Il y a pourtant des séances de pêche, dans Les Petits Ruisseaux, qui installent le silence sur la durée…

PR Oui mais en bande dessinée, c’est le lecteur qui installe le silence, qui choisit. C’est la force du support. On dialogue avec le lecteur, les séparations entre les cases apportent de la liberté, il y a beaucoup de hors-champs… Au cinéma, il y en a de moins en moins. Quand vous travaillez sur une bande dessinée ou un roman, que vous soumettez un découpage ou un story-board à un éditeur, quelqu’un qui s’y connaît un peu va se projeter très vite, en analysant et visualisant ce que ça va donner. Au cinéma ce n’est pas possible. Je l’ai subi il y a quelques mois avec Ni à vendre ni à louer. Le film se veut burlesque, il est sans dialogue — on revient à cet intérêt pour les silences. On a réalisé un premier montage qu’on a soumis à une quarantaine de personnes : les gens sont sortis de là affligés. La sauce n’avait pas pris. Deux mois plus tard, on présentait aux mêmes spectateurs une version remontée du film, et cette fois-ci l’enthousiasme était général. Parce qu’un film est plus proche d’une partition musicale que d’un roman ou d’une bande dessinée. Si on n’a pas le rythme, les pic, les creux, ça ne fonctionne pas. C’est aussi pour ça que je m’amuse beaucoup en ce moment avec le cinéma. À l’écriture le monteur peut me dire de façon très pertinente : «cette scène-là, on va la reprendre et la mettre ici», même si ce n’est pas du tout comme ça que je l’avais prévu… Tout ça pour dire que les deux supports sont vraiment des faux amis.

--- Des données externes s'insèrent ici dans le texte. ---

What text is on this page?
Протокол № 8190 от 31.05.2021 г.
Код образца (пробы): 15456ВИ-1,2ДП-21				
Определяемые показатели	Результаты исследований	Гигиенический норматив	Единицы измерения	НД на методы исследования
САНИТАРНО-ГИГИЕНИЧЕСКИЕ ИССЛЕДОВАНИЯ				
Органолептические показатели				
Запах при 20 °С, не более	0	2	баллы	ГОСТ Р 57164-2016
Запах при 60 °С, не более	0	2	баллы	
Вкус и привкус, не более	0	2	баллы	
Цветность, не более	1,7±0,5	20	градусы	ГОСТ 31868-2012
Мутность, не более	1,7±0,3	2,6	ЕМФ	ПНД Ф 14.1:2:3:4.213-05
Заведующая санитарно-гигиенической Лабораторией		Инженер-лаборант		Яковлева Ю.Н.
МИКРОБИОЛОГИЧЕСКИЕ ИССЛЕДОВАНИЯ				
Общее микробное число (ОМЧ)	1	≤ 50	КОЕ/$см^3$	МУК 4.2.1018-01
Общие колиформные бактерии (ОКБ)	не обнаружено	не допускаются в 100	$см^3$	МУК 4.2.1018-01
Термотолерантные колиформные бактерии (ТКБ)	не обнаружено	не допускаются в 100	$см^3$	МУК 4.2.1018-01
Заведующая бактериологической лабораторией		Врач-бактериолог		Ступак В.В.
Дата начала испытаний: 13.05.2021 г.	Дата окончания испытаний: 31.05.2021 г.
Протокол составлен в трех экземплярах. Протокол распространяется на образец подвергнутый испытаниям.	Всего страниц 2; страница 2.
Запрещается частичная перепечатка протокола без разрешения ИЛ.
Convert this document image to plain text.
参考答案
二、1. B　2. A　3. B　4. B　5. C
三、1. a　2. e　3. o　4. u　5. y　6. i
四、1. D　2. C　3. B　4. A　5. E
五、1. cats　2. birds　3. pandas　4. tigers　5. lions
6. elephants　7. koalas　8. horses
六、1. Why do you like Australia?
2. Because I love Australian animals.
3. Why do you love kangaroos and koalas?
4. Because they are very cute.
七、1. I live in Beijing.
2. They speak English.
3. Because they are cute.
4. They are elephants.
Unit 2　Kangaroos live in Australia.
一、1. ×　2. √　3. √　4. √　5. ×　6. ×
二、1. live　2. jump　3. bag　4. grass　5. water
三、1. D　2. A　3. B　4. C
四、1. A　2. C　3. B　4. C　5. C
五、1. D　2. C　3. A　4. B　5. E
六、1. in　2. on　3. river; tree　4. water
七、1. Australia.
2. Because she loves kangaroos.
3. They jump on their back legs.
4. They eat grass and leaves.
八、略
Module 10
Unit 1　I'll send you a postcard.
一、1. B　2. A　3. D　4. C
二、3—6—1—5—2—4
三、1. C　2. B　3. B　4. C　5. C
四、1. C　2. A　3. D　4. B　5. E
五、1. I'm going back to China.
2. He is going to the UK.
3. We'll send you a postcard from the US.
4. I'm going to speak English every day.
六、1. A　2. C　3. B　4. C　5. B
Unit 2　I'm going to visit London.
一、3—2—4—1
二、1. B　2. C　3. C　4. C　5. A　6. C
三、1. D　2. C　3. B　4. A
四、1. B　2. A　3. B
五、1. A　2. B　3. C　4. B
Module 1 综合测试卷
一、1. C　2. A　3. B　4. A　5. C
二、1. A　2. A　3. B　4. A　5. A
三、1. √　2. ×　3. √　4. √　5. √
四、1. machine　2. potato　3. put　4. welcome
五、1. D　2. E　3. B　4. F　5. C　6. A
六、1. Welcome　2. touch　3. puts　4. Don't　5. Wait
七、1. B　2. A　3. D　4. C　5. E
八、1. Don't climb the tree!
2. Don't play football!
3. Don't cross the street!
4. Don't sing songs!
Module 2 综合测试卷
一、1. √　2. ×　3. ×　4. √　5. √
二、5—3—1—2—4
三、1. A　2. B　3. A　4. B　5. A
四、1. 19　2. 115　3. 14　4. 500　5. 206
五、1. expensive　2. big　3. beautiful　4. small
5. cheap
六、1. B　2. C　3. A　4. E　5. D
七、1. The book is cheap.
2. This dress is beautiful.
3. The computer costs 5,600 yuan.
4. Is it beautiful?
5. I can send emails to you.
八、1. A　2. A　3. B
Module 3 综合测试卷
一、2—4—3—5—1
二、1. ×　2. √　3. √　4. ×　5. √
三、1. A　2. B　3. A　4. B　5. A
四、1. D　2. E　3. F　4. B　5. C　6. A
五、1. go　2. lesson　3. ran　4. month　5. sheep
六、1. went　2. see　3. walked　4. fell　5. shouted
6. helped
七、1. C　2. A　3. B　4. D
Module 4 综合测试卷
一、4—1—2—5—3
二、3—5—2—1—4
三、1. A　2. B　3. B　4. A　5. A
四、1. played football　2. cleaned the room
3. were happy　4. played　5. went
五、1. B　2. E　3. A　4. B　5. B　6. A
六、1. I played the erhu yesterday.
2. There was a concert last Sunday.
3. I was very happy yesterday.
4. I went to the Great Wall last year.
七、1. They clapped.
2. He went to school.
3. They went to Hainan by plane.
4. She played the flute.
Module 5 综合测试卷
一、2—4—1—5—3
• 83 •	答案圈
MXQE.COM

Dans ce nouveau film, vous restez ancré en province et dans une forme de réalisme social ?

PR Réalisme non, social oui. Je veux éviter le naturalisme, il m’emmerde. C’est la poésie qui m’a toujours intéressé, ce qui se dégage des choses. Mike Leigh fait surjouer ses acteurs et dès le premier plan on sait qu’on n’est pas dans la réalité. Mais ce parti pris n’empêche pas le fond. La manière de raconter décale un peu le propos, on installe une distance. Dans les tics verbaux insupportables du moment, il y a le mot empathie. «Faut être en empathie», ça ne veut rien dire. Je ne fais pas des films ou des bandes dessinées pour que les spectateurs ou les lecteurs s’identifient aux personnages. On raconte une histoire, les gens prennent ou non. Il y a vraiment une dictature de la larme, de l’émotion primaire. Pour Les Petits Ruisseaux, je voulais une musique à la Don Ellis[2] . Les vieux qui vivent à la campagne n’aiment pas forcément le Petit vin blanc, Marcel Amont ou de l’accordéon. Ils écoutaient du jazz ou du yéyé dans les années soixante, comme les autres. Ce film est quand même une ode à la vie, je ne voulais pas d’une musique illustrative, je voulais que ce soit un voyage. Au pré-montage, un des deux producteurs s’est levé en disant : «Daniel, tu es mûr pour un César. Pascal, il faut changer la musique». Après il me dit que je suis trop pudique, et qu’il ne faut pas que j’hésite à sortir les violons, par exemple dans la scène où Prevost regarde le portrait de sa femme. J’ai quand même réussi à imposer mon point de vue, on n’a pas eu les droits pour Don Ellis mais le funk est resté, je voulais que ça dépote !
Pour revenir au réalisme social, à propos de Ni à vendre ni à louer, je ne pouvais pas faire un film flonflon et Barbapapa dans notre société de crise. Le Petit rien tout neuf avec un ventre jaune, que j’avais écrit juste avant, dresse le portrait d’une société en dépression, or on est toujours dans le même état. Sarkozy nous a pondu une société de merde avec régression sociale à fond les gamelles, il est important pour moi que ça passe à l’image. Premier plan, la voiturette roule devant la raffinerie de Donges avec des slogans «personnel en grève». Par rapport à l’écriture initiale, j’ai fait ajouter des panneaux «à vendre» un peu partout. C’est vrai que les derniers plans sont très ancrés dans la réalité… Il y a des baraques à vendre partout sur la côte. Donc oui, le côté social, il faut qu’il soit là. Je suis issu du prolétariat dont on est en train de voir la fin et j’ai toujours envie de faire trace. Et puis, cette beauté dans le paysage industriel… Je veux continuer de travailler sur Donges, cette ville qui est en train de crever. Il y a des images extrêmement fortes qui ne nécessitent aucun commentaire. La moitié des bâtiments de l’école de Donges ont leurs fenêtres et portes murées… Ils les murent au fur et à mesure qu’ils ferment les classes. Une ville construite dans l’après guerre avec des allées rectilignes ; au bout de chaque rue vous avez une citerne de gaz ou d’essence, la raffinerie pas loin. Moi je trouve ça magnifique, j’étais aux anges là dedans, la beauté des usines me parle. J’ai envie de parler de cette réalité-là, mais pas sortir les flonflons. Le réalisme à proprement parler, ou le vérisme, ne m’intéressent pas. Je veux voir émerger la poésie et créer une distance par rapport au réel. Sur le film on a par exemple évité le son direct, en évacuant tout ce qui pollue le propos. Peu importe qu’on entende le bruit du diesel même si c’est une voiture diesel qui roule à l’écran.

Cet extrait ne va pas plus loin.